The core and enhanced OCaml distributions could be separate Debian packages 
with libraries coming entirely from OCaml and nothing else coming from 
Debian.

I think this would solve a lot of headaches. This is orthogonal to VCS vs 
wget, of course.

> I'm not saying everybody must use make, 
> but that all projects should ship a makefile with these 4 rules.

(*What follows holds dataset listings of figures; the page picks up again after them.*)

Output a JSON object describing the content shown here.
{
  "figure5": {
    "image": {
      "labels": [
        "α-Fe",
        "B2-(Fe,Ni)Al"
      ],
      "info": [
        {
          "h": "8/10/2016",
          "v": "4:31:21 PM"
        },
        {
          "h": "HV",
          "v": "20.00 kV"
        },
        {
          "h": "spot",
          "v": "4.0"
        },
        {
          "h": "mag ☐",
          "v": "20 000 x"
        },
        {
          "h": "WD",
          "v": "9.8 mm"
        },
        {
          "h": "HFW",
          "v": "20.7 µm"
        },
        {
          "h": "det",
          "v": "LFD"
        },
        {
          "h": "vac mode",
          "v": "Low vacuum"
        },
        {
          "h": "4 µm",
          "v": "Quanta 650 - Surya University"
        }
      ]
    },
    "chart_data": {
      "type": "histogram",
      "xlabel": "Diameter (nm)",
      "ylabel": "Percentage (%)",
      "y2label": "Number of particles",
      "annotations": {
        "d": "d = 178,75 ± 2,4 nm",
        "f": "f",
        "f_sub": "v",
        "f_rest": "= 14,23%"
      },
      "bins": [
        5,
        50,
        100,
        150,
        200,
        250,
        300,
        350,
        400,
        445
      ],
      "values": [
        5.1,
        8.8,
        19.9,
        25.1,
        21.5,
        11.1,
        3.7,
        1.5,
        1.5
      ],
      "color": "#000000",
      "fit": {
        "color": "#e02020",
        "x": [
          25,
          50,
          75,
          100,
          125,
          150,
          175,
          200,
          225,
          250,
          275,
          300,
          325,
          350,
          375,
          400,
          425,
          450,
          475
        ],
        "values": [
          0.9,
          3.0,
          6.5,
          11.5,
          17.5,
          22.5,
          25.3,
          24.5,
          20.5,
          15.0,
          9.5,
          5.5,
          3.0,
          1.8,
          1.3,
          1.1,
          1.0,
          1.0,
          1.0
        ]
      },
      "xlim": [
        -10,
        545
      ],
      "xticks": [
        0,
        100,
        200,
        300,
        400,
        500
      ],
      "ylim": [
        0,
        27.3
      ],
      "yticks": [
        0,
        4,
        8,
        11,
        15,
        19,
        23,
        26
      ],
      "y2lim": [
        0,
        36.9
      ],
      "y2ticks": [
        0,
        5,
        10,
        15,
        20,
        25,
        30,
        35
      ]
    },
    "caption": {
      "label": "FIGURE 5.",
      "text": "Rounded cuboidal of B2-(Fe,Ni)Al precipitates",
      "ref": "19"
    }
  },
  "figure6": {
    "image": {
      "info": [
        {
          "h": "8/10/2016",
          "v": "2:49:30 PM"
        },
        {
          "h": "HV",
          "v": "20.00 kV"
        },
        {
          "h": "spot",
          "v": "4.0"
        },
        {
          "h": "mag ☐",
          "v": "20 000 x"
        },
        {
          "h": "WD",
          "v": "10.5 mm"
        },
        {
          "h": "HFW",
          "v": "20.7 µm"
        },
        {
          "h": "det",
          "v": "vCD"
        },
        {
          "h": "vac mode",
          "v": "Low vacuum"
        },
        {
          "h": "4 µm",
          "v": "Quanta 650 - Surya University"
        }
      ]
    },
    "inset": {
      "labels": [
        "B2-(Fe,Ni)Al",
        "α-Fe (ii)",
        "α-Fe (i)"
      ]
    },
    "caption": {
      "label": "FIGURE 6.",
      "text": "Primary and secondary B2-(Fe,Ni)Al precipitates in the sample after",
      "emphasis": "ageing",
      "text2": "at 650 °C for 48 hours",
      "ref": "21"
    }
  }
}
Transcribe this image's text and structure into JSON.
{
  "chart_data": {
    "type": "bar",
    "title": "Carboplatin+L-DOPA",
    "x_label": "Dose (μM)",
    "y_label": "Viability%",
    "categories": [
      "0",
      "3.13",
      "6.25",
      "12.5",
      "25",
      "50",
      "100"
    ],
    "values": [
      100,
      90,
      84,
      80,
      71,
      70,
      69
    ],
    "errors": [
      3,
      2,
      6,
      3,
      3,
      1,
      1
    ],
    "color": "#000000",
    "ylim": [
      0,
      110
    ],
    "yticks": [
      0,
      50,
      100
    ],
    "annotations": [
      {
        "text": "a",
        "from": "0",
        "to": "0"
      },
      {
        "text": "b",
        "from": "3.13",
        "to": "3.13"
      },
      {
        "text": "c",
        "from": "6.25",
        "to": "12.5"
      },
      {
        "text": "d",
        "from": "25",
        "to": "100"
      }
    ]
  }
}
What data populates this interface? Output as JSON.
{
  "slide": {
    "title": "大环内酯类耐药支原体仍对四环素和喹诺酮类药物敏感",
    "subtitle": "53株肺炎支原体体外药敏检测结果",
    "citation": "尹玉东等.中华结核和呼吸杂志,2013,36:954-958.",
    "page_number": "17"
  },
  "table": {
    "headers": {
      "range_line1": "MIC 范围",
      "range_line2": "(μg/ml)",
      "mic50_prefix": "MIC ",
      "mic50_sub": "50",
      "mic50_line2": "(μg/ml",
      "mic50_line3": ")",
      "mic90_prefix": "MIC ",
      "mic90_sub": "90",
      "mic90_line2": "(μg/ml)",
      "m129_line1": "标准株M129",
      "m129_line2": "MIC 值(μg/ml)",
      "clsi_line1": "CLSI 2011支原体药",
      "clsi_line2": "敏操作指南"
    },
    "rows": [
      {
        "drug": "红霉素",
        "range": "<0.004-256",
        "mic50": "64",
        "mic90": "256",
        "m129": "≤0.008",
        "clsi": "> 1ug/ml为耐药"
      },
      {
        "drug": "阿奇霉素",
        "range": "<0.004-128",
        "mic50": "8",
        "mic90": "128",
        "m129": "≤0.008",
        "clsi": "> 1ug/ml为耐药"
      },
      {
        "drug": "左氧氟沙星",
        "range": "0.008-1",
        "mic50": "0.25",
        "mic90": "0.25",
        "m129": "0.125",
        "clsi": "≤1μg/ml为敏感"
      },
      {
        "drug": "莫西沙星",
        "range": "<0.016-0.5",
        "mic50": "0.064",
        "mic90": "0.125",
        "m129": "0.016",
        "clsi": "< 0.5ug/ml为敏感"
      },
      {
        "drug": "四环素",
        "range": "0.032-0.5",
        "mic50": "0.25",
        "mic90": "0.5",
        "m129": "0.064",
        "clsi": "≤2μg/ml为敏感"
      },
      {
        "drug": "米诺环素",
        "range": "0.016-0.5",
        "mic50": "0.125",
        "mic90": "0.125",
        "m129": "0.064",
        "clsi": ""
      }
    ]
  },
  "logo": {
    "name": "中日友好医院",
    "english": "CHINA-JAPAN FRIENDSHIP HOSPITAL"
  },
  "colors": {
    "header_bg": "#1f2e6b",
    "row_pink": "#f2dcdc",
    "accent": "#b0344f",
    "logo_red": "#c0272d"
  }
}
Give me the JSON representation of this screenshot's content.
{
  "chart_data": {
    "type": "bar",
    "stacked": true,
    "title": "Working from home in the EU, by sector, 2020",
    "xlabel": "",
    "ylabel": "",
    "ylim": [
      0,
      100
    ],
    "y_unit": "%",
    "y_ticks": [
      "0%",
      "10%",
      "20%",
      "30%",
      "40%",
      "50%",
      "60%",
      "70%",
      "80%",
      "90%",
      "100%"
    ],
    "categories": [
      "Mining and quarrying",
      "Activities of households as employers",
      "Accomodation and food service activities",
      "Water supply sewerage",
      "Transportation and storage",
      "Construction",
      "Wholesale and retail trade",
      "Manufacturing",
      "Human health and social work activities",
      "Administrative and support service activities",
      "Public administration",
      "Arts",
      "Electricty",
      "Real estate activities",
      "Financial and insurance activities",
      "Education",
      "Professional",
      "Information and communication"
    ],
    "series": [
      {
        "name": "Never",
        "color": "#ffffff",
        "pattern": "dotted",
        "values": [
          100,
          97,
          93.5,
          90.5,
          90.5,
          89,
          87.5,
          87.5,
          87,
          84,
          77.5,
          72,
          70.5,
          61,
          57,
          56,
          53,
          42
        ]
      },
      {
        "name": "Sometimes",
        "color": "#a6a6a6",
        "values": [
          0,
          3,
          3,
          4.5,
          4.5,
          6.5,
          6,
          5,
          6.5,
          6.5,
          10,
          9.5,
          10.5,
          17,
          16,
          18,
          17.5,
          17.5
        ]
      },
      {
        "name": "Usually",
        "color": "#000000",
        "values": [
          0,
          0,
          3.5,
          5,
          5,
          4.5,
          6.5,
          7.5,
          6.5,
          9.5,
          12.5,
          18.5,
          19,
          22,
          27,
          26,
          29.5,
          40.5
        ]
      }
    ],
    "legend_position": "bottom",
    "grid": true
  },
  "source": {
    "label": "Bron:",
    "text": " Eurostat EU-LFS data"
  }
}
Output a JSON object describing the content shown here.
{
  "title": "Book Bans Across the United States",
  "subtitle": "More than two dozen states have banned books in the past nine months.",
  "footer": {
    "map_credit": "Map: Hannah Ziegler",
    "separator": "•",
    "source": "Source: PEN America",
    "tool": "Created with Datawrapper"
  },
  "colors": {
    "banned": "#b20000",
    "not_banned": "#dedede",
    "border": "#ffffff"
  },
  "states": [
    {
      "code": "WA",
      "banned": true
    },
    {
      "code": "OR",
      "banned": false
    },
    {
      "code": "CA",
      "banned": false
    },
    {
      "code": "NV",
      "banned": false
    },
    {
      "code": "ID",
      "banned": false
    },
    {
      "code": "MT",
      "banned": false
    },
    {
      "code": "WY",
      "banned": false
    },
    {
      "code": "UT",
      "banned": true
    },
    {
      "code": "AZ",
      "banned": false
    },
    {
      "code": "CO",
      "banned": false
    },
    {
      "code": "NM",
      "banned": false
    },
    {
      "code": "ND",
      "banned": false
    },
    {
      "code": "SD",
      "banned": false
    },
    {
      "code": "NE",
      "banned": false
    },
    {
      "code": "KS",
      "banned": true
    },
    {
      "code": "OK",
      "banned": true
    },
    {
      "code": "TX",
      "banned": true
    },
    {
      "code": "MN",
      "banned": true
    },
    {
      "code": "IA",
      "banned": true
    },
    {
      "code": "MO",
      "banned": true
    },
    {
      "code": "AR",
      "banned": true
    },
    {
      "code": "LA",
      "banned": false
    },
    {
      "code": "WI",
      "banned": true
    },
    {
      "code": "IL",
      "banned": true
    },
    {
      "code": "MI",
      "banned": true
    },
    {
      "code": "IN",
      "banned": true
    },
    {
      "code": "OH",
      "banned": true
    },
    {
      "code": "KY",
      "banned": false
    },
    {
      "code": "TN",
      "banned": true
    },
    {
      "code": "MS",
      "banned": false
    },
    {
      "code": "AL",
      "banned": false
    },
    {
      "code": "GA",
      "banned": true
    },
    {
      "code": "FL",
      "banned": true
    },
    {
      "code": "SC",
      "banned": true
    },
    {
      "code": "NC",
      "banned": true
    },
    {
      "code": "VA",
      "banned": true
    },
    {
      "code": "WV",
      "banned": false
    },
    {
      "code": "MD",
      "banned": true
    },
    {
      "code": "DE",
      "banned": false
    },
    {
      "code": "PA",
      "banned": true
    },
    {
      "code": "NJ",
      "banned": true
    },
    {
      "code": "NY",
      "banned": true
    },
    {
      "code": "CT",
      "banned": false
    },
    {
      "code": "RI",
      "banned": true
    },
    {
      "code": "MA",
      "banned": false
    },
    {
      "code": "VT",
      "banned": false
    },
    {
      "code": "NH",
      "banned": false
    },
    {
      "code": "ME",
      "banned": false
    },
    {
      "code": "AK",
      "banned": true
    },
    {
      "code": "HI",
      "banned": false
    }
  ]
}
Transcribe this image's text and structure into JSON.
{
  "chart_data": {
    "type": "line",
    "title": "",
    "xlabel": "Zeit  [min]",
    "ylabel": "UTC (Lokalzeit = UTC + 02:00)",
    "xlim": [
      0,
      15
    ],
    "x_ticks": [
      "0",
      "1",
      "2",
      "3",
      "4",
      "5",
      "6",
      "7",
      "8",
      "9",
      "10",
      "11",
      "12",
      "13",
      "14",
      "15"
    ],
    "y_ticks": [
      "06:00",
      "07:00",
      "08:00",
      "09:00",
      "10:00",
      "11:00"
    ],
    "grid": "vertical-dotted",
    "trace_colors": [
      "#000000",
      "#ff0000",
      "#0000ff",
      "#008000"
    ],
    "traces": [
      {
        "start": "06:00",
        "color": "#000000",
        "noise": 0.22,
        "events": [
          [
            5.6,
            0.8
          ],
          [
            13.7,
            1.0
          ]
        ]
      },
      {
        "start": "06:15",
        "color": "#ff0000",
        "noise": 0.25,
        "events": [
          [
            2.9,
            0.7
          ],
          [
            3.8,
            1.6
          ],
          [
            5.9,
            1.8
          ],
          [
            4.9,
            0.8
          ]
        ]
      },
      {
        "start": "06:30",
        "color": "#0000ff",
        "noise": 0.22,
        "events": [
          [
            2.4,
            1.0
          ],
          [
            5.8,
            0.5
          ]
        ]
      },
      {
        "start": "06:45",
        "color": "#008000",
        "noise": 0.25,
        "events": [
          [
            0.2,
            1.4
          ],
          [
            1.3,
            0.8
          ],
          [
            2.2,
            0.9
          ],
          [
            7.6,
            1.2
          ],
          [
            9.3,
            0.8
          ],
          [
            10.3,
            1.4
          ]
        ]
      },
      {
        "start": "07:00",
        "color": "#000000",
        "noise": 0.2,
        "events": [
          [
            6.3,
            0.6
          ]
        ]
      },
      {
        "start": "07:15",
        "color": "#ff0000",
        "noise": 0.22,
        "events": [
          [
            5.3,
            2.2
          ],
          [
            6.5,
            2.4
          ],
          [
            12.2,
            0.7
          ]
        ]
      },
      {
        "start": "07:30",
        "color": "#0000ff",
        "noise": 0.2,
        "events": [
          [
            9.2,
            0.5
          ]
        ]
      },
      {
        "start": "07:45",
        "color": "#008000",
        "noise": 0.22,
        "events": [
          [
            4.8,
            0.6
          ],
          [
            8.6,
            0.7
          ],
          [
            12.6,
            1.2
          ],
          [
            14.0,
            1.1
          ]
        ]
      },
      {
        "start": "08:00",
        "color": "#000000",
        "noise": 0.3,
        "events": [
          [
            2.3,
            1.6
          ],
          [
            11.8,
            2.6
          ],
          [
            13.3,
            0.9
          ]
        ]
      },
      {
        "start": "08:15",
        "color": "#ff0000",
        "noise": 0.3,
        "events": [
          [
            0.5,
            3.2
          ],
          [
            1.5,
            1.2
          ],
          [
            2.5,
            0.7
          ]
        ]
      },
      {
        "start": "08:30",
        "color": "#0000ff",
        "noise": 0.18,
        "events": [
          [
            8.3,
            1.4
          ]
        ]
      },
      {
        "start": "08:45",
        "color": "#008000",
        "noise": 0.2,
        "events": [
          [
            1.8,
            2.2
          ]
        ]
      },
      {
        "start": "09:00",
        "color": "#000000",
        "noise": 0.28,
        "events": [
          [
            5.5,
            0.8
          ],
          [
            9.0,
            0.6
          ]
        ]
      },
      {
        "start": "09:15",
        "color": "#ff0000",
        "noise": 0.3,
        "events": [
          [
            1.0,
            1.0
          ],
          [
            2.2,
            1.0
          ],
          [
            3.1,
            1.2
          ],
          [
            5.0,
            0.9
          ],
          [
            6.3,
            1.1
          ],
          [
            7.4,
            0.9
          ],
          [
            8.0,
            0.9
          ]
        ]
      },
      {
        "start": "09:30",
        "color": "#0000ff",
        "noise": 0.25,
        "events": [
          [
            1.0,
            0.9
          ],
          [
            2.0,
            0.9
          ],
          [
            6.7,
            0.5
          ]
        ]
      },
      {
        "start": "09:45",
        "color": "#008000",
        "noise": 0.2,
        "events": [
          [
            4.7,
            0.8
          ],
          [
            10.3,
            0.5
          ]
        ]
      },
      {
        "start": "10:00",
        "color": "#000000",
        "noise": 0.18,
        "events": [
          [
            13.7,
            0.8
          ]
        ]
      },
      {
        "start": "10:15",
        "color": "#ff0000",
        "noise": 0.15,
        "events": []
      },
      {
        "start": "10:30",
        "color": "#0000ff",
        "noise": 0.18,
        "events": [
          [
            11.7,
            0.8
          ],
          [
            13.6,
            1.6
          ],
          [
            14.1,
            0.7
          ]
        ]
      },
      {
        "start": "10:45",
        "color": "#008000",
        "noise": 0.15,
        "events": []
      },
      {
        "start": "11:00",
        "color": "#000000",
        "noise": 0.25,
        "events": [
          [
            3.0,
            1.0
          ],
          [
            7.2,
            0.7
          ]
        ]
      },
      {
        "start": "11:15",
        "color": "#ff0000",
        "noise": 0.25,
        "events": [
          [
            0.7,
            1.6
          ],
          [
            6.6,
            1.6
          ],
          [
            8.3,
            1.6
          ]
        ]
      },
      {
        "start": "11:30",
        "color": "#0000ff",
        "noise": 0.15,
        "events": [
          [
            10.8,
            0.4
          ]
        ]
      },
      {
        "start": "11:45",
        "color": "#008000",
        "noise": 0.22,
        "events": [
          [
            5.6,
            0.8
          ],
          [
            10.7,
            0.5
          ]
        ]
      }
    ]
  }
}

I think that was actually an excellent idea. Can it get "ocamlc" 
and "ocamlopt" from environment variables and install to their default 
location with `ocamlc -where`?

> What is 
> then effectively used to build the package is not my problem (except for
> building dependencies with exotic tools). In the future we might think
> of proposing a standard building tool for everybody as ocamlbuild... but
> I think this is premature now.

Agreed.

> Ok, at this point we have the package, and we know how to build it. Next
> step is to have one place to upload all tarballs. Godi has its own
> repository, debian has its own repository on alioth. Here I'm thinking
> something like CPAN, with a light weight registration and upload
> mechanism based on pgp (Register, sign the package, upload the package).
> The infrastructure to build this kind of service is not rocket science.
> We could even imagine some king of validation process. This way all
> developer could just work as they do, using whatever vcs they like,
> adding just one simple step whan they want to release a new package into
> the wild. Dependencies could be addressed at this level or at the next.
> Anyway a complex project with many dependencies must find a way to
> resolve these dependencies somehow: either in their makefile (see
> require(http://bar.org/repository/) as above) or just by assuming that all
> dependencies are already satisfied and leave the burden to Package
> maintainers (as it is at the moment).
>
> >From this point on the sky. Debian, godi, fedora,... can just keep going
>
> as they do with their system but using a single upstream repository with
> standardized build system. People with other needs could use a system as
> describe above with ocamlbuild. In the future we can even think to some
> kind of convergence of different distributions to handle dependencies,
> versioning, etc ...

... licensing. The system should warn when licenses are broken. For example, I 
might like to release Smoke under the GPL for such a distribution and I'd 
like users to know when they're breaking the license agreement so they can 
buy the commercial license for Smoke (now only £199 ;-).

> In this way I tried to chance as small as possible of the current
> infrastructure, still trying to give people the possibility of easily
> recompiling their projects and all dependencies.
>
> Maybe this view it too naive, but it might be a good way to start.

I think these are really excellent ideas. I agree completely.

-- 
Dr Jon D Harrop, Flying Frog Consultancy Ltd.